«Nous n'en pouvons plus de nous taire.» Mardi, les footballeuses du championnat de France ont tiré la sonnette d'alarme pour exiger la signature d'une convention collective avant le début de la saison prochaine. S'en est suivie une mobilisation sur les réseaux sociaux pour dénoncer leurs conditions de travail. Les internationales helvétiques évoluant en D1, Ana-Maria Crnogorcevic, Eseosa Aigbogun et Meriame Terchoun, y ont également participé.
Plus tôt dans la journée, les capitaines des équipes des deux premières divisions françaises avaient publié un communiqué commun. «Nous ne demandons pas un traitement particulier.
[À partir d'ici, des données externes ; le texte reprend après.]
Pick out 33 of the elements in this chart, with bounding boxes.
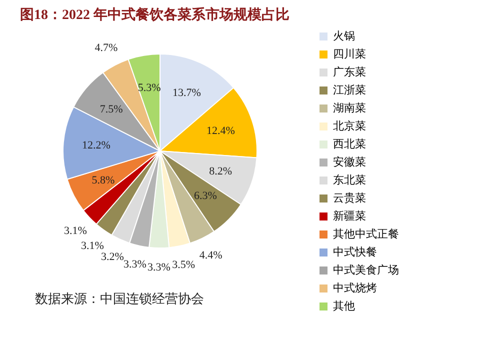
data-label: 5.8% — [92, 174, 115, 186]
legend-label: 江浙菜 — [333, 84, 366, 96]
data-label: 3.3% — [147, 261, 170, 274]
data-label: 7.5% — [100, 103, 123, 116]
data-label: 3.1% — [64, 224, 87, 237]
legend-label: 中式烧烤 — [333, 282, 377, 294]
legend-label: 中式快餐 — [333, 246, 377, 258]
legend-label: 北京菜 — [333, 120, 366, 132]
legend-label: 中式美食广场 — [333, 264, 399, 276]
legend-label: 四川菜 — [333, 48, 366, 60]
data-label: 4.4% — [199, 250, 222, 262]
legend-label: 新疆菜 — [333, 210, 366, 222]
legend-label: 东北菜 — [333, 174, 366, 186]
chart-title: 图18：2022 年中式餐饮各菜系市场规模占比 — [20, 6, 290, 24]
data-label: 3.5% — [172, 258, 196, 271]
data-label: 12.4% — [206, 124, 235, 137]
data-label: 8.2% — [209, 166, 232, 178]
legend-label: 火锅 — [333, 30, 355, 42]
source-note: 数据来源：中国连锁经营协会 — [35, 291, 204, 306]
legend-label: 其他 — [333, 300, 355, 312]
legend-label: 广东菜 — [333, 66, 366, 78]
legend-label: 湖南菜 — [333, 102, 366, 114]
legend-label: 云贵菜 — [333, 192, 366, 204]
data-label: 12.2% — [82, 139, 110, 152]
data-label: 3.3% — [124, 258, 146, 271]
data-label: 13.7% — [172, 86, 201, 99]
data-label: 6.3% — [194, 190, 217, 202]
legend-label: 其他中式正餐 — [333, 228, 399, 240]
data-label: 3.1% — [81, 240, 104, 252]
legend-label: 安徽菜 — [333, 156, 366, 168]
data-label: 4.7% — [94, 42, 118, 54]
data-label: 3.2% — [100, 251, 124, 264]
legend-label: 西北菜 — [333, 138, 366, 150]
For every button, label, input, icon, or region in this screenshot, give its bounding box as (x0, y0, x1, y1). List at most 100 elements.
Nous demandons un cadre équitable. Une convention collective, ce n’est pas un avantage. C’est une base essentielle: pour protéger la santé, encadrer les conditions de travail, sécuriser les carrières et faire vivre un véritable dialogue social», expliquent-elles. A l'initiative de l'Union nationale des footballeurs professionnels (UNFP), de très nombreuses joueuses professionnelles ont ensuite, simultanément, relayé le message sur les réseaux sociaux. Un mouvement d'une ampleur inédite à cette échelle.
«On ne parle pas de salaire»
«Le football ne peut pas avancer à moitié», regrette l'UNFP. Alors qu'en à peine quelques mois, le cadre d'une convention collective a fait plusieurs bonds en avant concernant la future Ligue 3 masculine, les négociations au sujet du football féminin n'ont pratiquement pas évolué depuis trois ans. «Ce n'est pas une question de priorité. C'est une question de choix, déplorent les capitaines. Ce décalage interroge. Il n'est plus acceptable.»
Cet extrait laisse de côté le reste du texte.